Regression and the Omitted Variable Bias

Introduction
When estimating a regression model, we are often interested in how a change in the level of a particular variable, or treatment, affects our outcome of interest.
We are looking to estimate a random variable $Y$ as some function $f(\mathbf{X})$ using a set of linear predictors $\mathbf{X}$ that we suspect might cause $Y$. The core of the estimation problem is the identification of which subset of all $p$ possible predictors from $\mathbf{X} = (x_1, x_2, \ldots, x_p)$ to include in our model.
Often, the specific predictors we choose are based on substantive considerations made during the definition of the research problem and literature review. Together, these aspects tend to define the design of an effective experiment to test our proposition against a null hypothesis, $H_0$.
However, in a world of many possibilities, one of the challenges that a researcher must beware of is the omission of variables that might be causally related to both the outcome and the focal predictor in the analysis. This can seriously confound the conclusions drawn from a linear model.
Correlation Does Not Imply Causation: Do storks deliver babies?
Suppose we are looking to question the age-old folktale of whether storks bring newborn babies to their doting parents. Presumably, this is because we are a little bored and feeling somewhat cynical, or because, like behavioural maximizers, we prefer to be data-driven when given such a tantalizingly testable proposition.
Perhaps from a similar starting point, although probably with a more pedagogically grounded motivation, Matthews (2000) presents an analysis of real statistical data across a sample of European countries where large stork populations mean that agencies such as the Royal Society for the Protection of Birds painstakingly maintain records on their numbers.
Matthews’ analysis shows that the number of breeding stork pairs found in these countries does indeed relate to human birth rates. While the correlation is moderate, $\rho = .62$, it is statistically significant, $p = .008$, at the $\alpha = 0.05$ or $95%$ confidence level, meeting the minimal convention for statistical evidence in most published academic research.
Let’s try to reproduce the results in Matthews’ paper.
storks <- tribble(
~Country, ~Area, ~Storks, ~Humans, ~BirthRate,
"ALB", 28750, 100, 3.2, 83,
"AUT", 83860, 300, 7.6, 87,
"BEL", 30520, 1, 9.9, 118,
"BGR", 111000, 5000, 9.0, 117,
"DNK", 43100, 9, 5.1, 59,
"FRA", 544000, 140, 56.0, 774,
"DEU", 357000, 3300, 78.0, 901,
"GRC", 132000, 2500, 10.0, 106,
"NLD", 41900, 4, 15.0, 188,
"HUN", 93000, 5000, 11.0, 124,
"ITA", 301280, 5, 57.0, 551,
"POL", 312680, 30000, 38.0, 610,
"PRT", 92390, 1500, 10.0, 120,
"ROU", 237500, 5000, 23.0, 367,
"ESP", 504750, 8000, 39.0, 439,
"CHE", 41290, 150, 6.7, 82,
"TUR", 779450, 25000, 56.0, 1576
)
storks %>%
select(where(is.numeric)) %>%
GGally::ggpairs() +
theme_bw() +
theme(plot.title = element_text(face = "bold")) +
ggtitle("Pairwise Correlations in Matthews' (2000) Stork Data")

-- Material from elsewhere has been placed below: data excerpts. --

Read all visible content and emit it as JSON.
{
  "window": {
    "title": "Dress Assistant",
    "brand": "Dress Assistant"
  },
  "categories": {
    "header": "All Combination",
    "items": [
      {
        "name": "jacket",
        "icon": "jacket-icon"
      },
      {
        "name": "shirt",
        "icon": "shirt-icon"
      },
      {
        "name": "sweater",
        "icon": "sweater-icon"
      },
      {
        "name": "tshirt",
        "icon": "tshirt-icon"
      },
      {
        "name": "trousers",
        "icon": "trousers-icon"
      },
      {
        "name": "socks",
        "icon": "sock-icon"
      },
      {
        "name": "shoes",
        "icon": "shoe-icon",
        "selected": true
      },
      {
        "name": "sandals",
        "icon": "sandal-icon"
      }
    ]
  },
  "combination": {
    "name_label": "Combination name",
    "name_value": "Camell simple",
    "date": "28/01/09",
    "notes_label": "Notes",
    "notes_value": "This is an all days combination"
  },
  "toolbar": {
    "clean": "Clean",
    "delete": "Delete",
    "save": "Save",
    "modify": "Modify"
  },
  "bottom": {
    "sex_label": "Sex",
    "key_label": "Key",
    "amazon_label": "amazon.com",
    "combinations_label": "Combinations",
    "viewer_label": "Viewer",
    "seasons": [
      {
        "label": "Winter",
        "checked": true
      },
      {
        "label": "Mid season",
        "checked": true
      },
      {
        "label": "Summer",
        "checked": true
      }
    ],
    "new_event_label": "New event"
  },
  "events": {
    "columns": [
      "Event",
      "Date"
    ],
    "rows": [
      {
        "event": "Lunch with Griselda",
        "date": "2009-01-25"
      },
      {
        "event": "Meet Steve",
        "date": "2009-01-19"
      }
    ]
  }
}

The number of breeding stork pairs appears to moderately correlate with human birth rates, and this relationship is significant at $\alpha = .05$. Very surprising indeed.
But this chart is information-dense. It tells us several additional things:
- Birth rates seem to correlate positively with both the human population and land area of these countries.
- The number of stork pairs is also positively correlated with land area.
- The distributions of the variables in our data are positively skewed, which is not surprising given the limited sample size.
Here is what the linear relationship between Area, Humans, Storks
and human birth rates looks like.
storks %>%
pivot_longer(
cols = c(Area, Storks, Humans),
names_to = "predictor",
values_to = "value"
) %>%
ggplot(aes(value, BirthRate)) +
geom_point() +
geom_smooth(method = "lm", se = FALSE) +
facet_wrap(vars(predictor), scales = "free_x") +
theme_minimal() +
theme(plot.title = element_text(face = "bold")) +
labs(
x = "Predictor value",
y = "Birth rate",
title = "Linear Relationship Between Predictors and Human Birth Rates"
)

Let’s Get Hypothetical: Do storks actually deliver babies?
What if we had defined our alternative hypothesis as follows?
$$ H_A: \text{The number of breeding stork pairs in country } i \text{ is positively related to birth rates.} $$
We might estimate the following model:
$$ \widehat{\text{BirthRate}}_i = \beta_0 + \beta_1 \text{Storks}_i + \beta_2 \text{Humans}_i + \beta_3 \text{Area}_i + \epsilon_i $$
Suppose we collected data to test this proposition against a null
hypothesis, but for whatever reason, we only collected data on two
variables: Storks and BirthRate. We would then estimate this
relationship using a linear model of the form:
$$ \widehat{\text{BirthRate}}_i = \beta_0 + \beta_1 \text{Storks}_i + \epsilon_i $$
Since we have the measurements to estimate both models, let’s fit and compare their results.
model1 <- lm(BirthRate ~ Storks, data = storks)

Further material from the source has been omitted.